Una notizia incoraggiante in una delle fasi cruciali nella lotta al coronavirus giunge da uno studio: le persone che tornano a essere positivi dopo essere guariti da Covid non sono più contagiosi. La notizia arriva da una ricerca svolta in Corea del Sud, dove i Centri per il Controllo e la Prevenzione delle Malattie ha studiato 285 casi di pazienti tornati a essere positivi al tampone, dove essere stati dichiarati guariti.
Questi pazienti non solo non sono più contagiosi, ma i loro campioni di virus non possono essere coltivati in laboratorio. Questo significa che emettono particelle di virus morti o non infettivi.
I risultati di questo studio fanno tirare un sospiro di sollievo a tutta la comunità scientifica e ai pazienti e alle loro famiglie, soprattutto ora che il numero di persone guarite da Covid-19 continua ad aumentare. I primi esiti della ricerca svolta dalla Corea del Sud evidenziano quindi che chi sia guarito dalla malattia non presenta rischi di diffondere il coronavirus anche all’interno del nucleo familiare dove è più complicato mantenere il distanziamento sociale.
C’è anche un’altra importante conseguenza: le persone che hanno sconfitto il virus non verranno più considerate un pericolo. Questo significa che andranno rivisti i protocolli sanitari. Le persone non dovranno più sottoporsi a un test prima di poter rientrare al lavoro. Questo al momento vale ovviamente solo per la Corea del Sud, ma essendo un Paese particolarmente attento e severo contro la diffusione del virus, c’è da ritenere che sarà fatto lo stesso anche negli altri Paesi.

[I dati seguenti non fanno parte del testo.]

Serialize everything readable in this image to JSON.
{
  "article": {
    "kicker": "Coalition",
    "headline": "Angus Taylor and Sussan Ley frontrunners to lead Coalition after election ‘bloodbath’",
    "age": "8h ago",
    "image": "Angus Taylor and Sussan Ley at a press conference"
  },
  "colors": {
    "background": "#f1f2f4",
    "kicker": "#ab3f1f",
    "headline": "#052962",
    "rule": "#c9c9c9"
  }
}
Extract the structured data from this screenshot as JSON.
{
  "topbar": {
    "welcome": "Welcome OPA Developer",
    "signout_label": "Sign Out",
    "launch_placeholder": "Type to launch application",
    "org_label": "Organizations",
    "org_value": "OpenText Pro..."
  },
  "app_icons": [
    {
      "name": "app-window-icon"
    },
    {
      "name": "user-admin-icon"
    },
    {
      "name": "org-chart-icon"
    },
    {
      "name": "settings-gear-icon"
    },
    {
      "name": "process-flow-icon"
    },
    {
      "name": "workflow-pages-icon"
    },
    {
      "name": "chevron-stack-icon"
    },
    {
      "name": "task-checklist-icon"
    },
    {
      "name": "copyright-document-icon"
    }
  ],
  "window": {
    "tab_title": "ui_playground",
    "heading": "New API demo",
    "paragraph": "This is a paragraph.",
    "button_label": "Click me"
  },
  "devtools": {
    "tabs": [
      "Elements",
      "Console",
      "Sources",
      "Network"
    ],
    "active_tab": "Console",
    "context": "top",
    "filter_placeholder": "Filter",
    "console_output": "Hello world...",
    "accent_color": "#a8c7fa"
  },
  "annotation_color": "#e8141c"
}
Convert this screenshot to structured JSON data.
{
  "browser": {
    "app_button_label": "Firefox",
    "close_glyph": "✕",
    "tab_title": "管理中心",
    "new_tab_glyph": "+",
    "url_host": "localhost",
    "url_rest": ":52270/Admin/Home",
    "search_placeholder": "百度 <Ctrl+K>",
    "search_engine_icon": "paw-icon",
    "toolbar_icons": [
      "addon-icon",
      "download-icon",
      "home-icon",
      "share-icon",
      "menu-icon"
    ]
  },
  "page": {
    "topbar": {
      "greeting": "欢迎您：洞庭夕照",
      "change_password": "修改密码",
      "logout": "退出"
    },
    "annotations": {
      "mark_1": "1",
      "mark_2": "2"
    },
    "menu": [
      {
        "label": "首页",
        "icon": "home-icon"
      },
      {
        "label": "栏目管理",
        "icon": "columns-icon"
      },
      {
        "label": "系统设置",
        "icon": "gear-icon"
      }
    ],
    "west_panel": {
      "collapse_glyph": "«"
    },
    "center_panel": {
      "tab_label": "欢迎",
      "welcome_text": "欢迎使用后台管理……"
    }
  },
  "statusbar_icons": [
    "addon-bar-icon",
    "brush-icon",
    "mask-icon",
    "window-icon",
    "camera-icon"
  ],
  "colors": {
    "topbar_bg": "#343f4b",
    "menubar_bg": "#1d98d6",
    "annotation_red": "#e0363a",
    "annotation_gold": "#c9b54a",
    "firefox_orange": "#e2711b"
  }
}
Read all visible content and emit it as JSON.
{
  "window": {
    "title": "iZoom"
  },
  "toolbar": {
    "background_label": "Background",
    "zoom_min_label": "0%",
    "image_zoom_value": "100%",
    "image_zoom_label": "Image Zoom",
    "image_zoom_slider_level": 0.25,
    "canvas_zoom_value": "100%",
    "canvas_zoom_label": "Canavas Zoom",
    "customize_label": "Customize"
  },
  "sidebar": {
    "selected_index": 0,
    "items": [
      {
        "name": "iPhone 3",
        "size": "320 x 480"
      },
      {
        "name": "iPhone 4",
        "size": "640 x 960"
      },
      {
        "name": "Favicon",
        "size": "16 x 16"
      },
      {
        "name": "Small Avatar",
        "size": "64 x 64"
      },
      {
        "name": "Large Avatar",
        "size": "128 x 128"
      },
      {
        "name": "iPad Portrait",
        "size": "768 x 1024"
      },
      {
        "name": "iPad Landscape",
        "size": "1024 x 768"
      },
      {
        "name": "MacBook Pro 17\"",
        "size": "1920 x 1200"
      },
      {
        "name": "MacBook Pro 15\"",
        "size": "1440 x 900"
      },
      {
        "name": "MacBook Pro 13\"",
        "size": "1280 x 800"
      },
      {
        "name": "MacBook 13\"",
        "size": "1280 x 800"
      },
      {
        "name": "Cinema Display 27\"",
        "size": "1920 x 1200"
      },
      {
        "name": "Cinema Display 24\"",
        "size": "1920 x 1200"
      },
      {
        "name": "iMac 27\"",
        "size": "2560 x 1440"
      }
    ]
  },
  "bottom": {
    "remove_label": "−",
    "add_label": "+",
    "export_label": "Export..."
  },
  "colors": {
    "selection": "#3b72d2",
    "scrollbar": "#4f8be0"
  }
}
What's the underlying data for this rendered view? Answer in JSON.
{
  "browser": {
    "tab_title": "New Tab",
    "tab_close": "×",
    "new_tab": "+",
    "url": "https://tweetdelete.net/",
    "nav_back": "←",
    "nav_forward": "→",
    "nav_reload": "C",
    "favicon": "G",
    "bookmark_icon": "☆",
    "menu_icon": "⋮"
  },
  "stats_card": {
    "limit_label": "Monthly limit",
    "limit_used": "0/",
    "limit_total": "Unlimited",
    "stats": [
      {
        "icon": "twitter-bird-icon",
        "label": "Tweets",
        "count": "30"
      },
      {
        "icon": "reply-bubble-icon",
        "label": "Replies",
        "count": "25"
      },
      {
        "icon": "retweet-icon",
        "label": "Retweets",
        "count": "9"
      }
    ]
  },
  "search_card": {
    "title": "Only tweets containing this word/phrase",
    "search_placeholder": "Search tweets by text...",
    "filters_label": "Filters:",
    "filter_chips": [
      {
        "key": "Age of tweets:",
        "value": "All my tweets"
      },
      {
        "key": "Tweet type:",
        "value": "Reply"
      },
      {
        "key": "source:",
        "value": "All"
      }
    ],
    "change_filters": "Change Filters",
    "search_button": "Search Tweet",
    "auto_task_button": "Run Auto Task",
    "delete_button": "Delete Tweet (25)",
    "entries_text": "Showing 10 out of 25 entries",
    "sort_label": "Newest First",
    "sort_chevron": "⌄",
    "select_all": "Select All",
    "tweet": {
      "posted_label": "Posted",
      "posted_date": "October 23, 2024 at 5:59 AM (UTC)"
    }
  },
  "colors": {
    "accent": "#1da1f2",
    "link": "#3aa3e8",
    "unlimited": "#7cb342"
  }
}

Gli esperti ipotizzano che gli anticorpi sviluppati garantiscono un certo livello di protezione contro il coronavirus, anche se questo aspetto non è stato ancora provato da uno studio clinico vero e proprio. Come detto più volte non si sa ancora per quanto si rimanga immuni. Questo è dovuto al fatto che Covid-19 sia una malattia giovane e mancano ricerche sul lungo periodo.
Il problema sta nella sensibilità dei test PCR per l’acido nucleico del coronavirus, quelli che vengono chiamati da tutti tamponi. Questo tipo di esame non riesce a distinguere tra particelle di virus morte o particelle di virus vitali. In questo modo non si sa se una persona possa essere ancora positiva o meno. Lo studio sud coreano può essere di grande aiuto anche a rendere più precisi i test sierologici, quelli che cercano le immunoglobuline G nei campioni di sangue delle persone. Studi hanno dimostrato che tutte le persone guarite sviluppano anticorpi in grado di garantire un certo livello di protezione contro il virus.